Andrew Lee of the University of Pitts burgh School of Medicine, who has visited China to examine transplant techniques, said he had heard similar rumours.
Manufacturers of aesthetic fillers said they had seen Chinese collagen products on sale at trade fairs, but had not seen any labelled Chinese-made in the UK. Dan Cohen, whose US-based company, Inamed, produces collagen products, said: “We have come across Chinese products in the market place. But most products from China are being sold ‘off-label’ or are being imported illegally.”
In China, authorities deny that prisoners’ body parts are harvested without their consent. However, there is some evidence to suggest it may be happening.

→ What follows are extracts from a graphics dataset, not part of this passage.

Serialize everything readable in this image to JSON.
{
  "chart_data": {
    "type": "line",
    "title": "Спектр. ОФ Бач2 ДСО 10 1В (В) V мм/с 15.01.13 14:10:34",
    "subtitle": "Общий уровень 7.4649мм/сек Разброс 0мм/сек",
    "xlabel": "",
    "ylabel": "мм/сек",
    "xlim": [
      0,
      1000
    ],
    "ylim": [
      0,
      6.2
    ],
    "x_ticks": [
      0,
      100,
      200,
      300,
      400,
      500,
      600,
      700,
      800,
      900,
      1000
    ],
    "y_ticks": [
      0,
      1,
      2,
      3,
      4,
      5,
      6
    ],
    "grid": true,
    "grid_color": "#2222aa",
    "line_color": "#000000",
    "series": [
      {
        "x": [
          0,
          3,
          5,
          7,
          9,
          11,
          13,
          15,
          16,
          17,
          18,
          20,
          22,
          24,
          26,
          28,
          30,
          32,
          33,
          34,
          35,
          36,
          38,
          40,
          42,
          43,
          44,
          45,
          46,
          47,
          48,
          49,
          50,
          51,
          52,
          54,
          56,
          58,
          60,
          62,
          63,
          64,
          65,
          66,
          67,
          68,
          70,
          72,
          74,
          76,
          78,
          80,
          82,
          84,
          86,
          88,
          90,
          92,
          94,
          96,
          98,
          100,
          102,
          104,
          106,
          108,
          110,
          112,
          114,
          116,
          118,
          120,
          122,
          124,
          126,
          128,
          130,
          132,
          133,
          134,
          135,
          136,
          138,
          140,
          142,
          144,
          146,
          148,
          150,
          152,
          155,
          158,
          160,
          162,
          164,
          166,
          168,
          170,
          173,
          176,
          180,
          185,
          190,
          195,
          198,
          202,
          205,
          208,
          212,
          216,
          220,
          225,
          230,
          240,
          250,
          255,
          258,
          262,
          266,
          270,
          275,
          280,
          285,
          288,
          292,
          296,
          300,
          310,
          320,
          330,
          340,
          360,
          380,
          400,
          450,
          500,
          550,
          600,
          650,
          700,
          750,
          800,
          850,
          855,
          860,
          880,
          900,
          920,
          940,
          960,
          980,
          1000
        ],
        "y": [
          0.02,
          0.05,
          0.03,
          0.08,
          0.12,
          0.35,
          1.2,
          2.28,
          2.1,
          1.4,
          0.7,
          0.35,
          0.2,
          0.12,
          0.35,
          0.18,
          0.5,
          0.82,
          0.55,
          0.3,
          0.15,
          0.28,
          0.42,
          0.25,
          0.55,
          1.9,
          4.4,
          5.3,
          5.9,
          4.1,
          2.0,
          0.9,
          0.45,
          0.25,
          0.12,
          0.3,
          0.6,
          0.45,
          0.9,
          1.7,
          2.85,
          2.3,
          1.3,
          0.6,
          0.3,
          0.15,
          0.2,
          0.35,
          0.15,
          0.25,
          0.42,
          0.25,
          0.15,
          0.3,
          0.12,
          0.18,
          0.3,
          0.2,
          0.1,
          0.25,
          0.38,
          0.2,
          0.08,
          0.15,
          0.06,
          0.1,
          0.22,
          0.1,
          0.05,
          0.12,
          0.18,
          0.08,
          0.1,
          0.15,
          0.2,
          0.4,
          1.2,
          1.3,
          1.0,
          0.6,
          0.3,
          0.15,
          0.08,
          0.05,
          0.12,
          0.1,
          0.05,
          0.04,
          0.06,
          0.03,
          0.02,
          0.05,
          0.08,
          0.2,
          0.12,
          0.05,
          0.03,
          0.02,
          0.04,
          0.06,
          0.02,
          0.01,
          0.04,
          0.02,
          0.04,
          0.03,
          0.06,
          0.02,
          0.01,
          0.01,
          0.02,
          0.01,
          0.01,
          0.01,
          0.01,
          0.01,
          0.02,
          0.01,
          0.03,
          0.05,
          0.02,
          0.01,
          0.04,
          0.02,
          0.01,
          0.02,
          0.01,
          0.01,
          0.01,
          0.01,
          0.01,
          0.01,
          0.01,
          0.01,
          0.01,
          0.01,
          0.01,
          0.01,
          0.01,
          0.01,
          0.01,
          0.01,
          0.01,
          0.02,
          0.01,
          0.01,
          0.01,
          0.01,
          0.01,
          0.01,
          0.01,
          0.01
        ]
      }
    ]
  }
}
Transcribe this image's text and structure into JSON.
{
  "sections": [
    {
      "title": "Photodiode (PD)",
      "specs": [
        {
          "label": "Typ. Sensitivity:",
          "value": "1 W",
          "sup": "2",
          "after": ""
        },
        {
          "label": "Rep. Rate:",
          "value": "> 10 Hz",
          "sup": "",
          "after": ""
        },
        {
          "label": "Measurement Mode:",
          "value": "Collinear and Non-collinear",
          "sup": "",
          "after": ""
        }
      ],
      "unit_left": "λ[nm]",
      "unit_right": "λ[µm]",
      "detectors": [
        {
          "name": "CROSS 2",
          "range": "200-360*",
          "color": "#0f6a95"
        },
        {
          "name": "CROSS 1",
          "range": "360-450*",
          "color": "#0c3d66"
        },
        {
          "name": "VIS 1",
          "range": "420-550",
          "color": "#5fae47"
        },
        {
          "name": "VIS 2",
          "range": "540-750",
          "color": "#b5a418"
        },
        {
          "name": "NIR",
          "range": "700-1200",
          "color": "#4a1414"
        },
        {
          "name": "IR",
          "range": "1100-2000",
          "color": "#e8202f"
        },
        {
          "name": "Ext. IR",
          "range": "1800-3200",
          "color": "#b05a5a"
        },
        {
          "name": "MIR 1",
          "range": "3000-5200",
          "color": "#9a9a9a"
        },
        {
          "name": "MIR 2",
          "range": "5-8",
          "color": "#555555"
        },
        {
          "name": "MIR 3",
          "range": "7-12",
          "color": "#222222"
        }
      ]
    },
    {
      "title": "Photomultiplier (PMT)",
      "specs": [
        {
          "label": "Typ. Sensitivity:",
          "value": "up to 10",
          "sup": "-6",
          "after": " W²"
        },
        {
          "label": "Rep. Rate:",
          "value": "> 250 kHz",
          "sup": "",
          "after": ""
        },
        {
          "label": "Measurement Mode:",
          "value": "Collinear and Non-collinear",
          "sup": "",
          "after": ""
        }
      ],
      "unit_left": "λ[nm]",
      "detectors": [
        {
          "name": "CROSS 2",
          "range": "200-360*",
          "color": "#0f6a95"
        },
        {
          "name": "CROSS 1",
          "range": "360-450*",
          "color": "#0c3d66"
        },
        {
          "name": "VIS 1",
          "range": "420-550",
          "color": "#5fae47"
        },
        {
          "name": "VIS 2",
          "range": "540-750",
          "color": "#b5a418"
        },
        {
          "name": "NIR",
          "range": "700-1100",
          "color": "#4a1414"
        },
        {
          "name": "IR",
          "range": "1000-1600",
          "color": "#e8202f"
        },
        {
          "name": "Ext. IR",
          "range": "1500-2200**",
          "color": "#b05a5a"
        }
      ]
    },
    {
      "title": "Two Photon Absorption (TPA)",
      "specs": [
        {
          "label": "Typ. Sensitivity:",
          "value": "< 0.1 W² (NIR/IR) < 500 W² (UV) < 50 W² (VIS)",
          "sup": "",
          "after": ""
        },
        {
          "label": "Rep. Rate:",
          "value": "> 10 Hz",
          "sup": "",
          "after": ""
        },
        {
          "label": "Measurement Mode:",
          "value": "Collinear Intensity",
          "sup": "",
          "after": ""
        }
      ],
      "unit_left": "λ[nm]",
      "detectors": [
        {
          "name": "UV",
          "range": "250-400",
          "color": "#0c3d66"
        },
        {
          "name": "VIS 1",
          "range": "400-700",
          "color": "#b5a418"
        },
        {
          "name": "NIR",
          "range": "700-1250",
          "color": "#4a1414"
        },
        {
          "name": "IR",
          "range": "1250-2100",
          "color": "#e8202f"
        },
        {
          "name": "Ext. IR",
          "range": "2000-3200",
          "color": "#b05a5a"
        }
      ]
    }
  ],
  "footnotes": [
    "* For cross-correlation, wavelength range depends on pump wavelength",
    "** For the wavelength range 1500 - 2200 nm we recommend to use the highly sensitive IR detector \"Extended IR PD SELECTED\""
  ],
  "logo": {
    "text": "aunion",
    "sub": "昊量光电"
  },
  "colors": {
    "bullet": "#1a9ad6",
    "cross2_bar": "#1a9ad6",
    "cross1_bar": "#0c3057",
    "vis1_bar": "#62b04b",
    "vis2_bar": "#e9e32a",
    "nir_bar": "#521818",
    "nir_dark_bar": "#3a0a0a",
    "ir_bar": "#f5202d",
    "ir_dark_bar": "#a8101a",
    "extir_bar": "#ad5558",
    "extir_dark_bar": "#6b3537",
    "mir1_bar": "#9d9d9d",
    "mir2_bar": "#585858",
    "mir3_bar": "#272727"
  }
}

In June 2001, Wang Guoqi, a Chinese former military physician, told US congressmen he had worked at execution grounds helping surgeons to harvest the organs of more than 100 executed prisoners, without prior consent. The surgeons used converted vans parked near the execution grounds to begin dissecting the bodies, he told the house international relations committee’s human rights panel.
Skin was said to be highly valued for the treatment of burn victims, and Dr Wang said that in 1995 he skinned a shot convict’s body while the man’s heart was still beating. Dr Wang, who was seeking asylum in the US, also alleged that corneas and other body tissue were removed for transplant, and said his hospital, the Tianjin paramilitary police general brigade hospital, sold body parts for profit.
Human rights activists in China have repeatedly claimed that organs have been harvested from the corpses of executed prisoners and sold to surgeons offering transplants to fee-paying foreigners.
Dr Wang’s allegations infuriated the Chinese authorities, and in a rare move officials publicly denounced him as a liar. The government said organs were transplanted from executed prisoners only if they and their family gave consent.
Although the exact number of people facing the death penalty in China is an official secret, Amnesty International believes around 3,400 were executed last year, with a further 6,000 on death row.